In a timely editorial exploring ways that the systematic reviewing process may be automated, Tsafnat et al dream of being able to create, edit and execute protocols at the push of a button.[1] We may be a couple of steps away from full automation, but we at the editorial office Cochrane Airways Group (a Cochrane Review Group of the Cochrane Collaboration) have been thinking about ways in which we can standardise our approach and have identified a method to effectively automate parts of the production of the Cochrane protocol thus “freeing the reviewer to focus on developing and validating the review question and protocol”. We believe this process will streamline protocol production without compromising the quality of our product.
The Cochrane Collaboration recently agreed on and published a set of methodological expectations for Cochrane Reviews: the Methodological Expectations of Cochrane Intervention Reviews (MECIR) project.[2] We saw an opportunity to develop a standard template protocol based on these expectations. We call this a ‘prepared protocol’.
The prepared protocol consists of three types of text. The first type of text should be read and understood by the author but mainly left unaltered. This text comprises the minimum standards we would expect from the majority of reviews (i.e. boiler plate text), and adheres to the Cochrane Style Guide sparing time and effort during the editorial process. For example “We will include randomised controlled trials (RCTs). We will include studies reported as full-text, those published as abstract only, and unpublished trials/data.” There is also text to describe what action must be taken if the author wishes to deviate from that standard text: [You must include RCTs in your review, but if you want to include any additional study designs, you must justify the choice of eligible study deigns]. There is also text to delete where appropriate: “We will use a (*delete as appropriate: random-effects/fixed-effect) model and perform a sensitivity analysis with (*the other random/fixed model).”
The prepared protocol text provides the author with the bulk of the text needed to describe the methodology, but leaves them free to add additional text to describe methods that they need to answer their particular review question.

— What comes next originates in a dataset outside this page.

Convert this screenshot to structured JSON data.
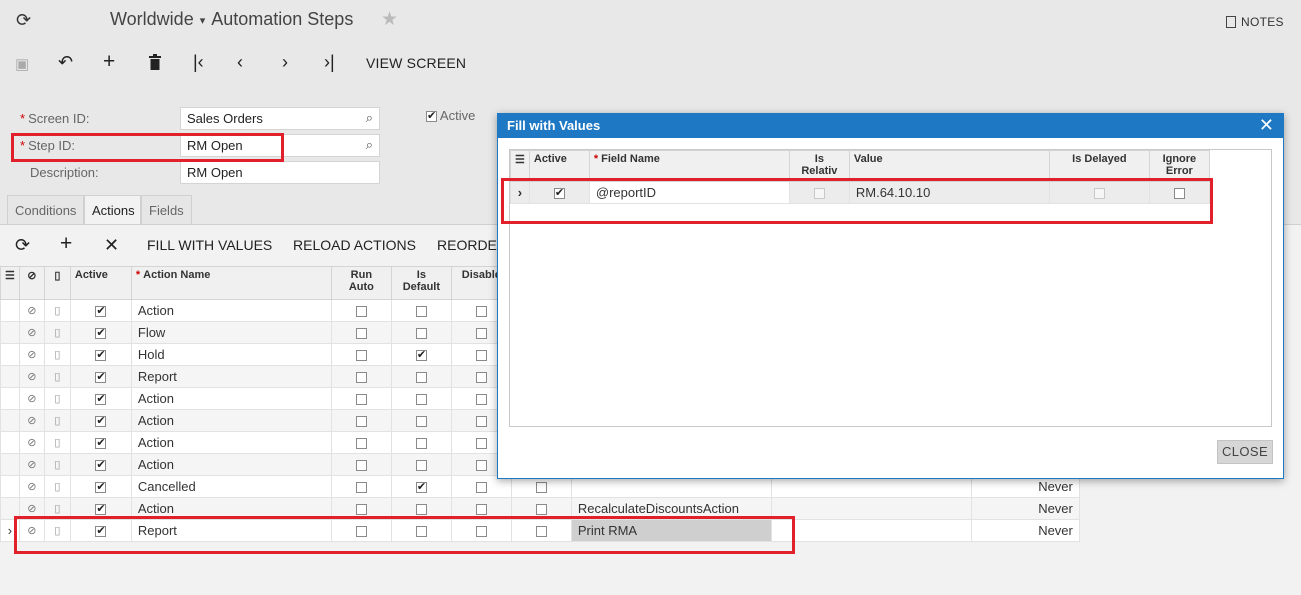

We also provide appendices to describe standard search strategies and suitable references for the review author. Authors must provide their own text for the background section and objectives, as well as pre-specify primary and secondary outcomes, outcomes for use in a summary of findings table and approaches to subgroup and sensitivity analyses. We believe that this approach enables authors to focus on tailoring the protocol to suit their question, whilst providing some assurance that they are not engaging in a box-ticking exercise.
Time-saving advantages are not unique to the author team and we have also begun using Cochrane’s own internal IT infrastructure to supplement this process. Because the prepared protocol text is inserted into the software file in which the Cochrane Review will be written[3], differences between versions can be identified by editorial staff by comparing them on the Cochrane Collaboration server, Archie. This means that editorial staff can easily identify to those parts that have changed.
We believe this approach will save both review author and editorial staff time and free us to focus on the best way to design and implement methods that will address important review questions rather than drafting and editing methods on which the Collaboration as a whole has already agreed.
e-mail: ewelsh@sgul.ac.uk
References
1. Tsafnat G, Dunn A, Glasziou P, Coiera E. The automation of systematic reviews, BMJ 2013;346:f139
2. Churchill R, Higgins J, Chandler J, Tovey D, Lasserson T. Methodological Expectations of Cochrane Intervention Reviews (MECIR), http://www.editorial-unit.cochrane.org/mecir
3 Review Manager (RevMan) [Computer program]. Version 5.2. Copenhagen: The Nordic Cochrane Centre, The Cochrane Collaboration, 2012 (http://ims.cochrane.org/revman)
Competing interests: I am employed by SGUL as the Managing Editor of the Cochrane Airways Group and have authored several Cochrane Reviews.
We welcome the editorial by Tsafnat and colleagues, which is a timely statement of the potential for new information technologies to increase systematic review efficiency, and support the Rapid Responses by Barreto and Elliott et al. However, while the potential for automation is apparent, further methodological and evaluative work is needed to develop methods and an evidence base for their use; in particular, the amount of empirical data to support many of the purposes outlined in the editorial is very limited. [1] Moreover, there are likely to be some situations in which such procedures operate better than others. For example, natural language processing may work well in highly technical literatures that contain considerable jargon and regularly employed acronyms, but operate less effectively in non-clinical literature, such as public health, where the same meaning can be expressed in multiple ways. With this in mind, developing fit for purpose tools can be best achieved through user engagement and cross-disciplinary collaboration between computer scientists, information specialists, and systematic reviewers.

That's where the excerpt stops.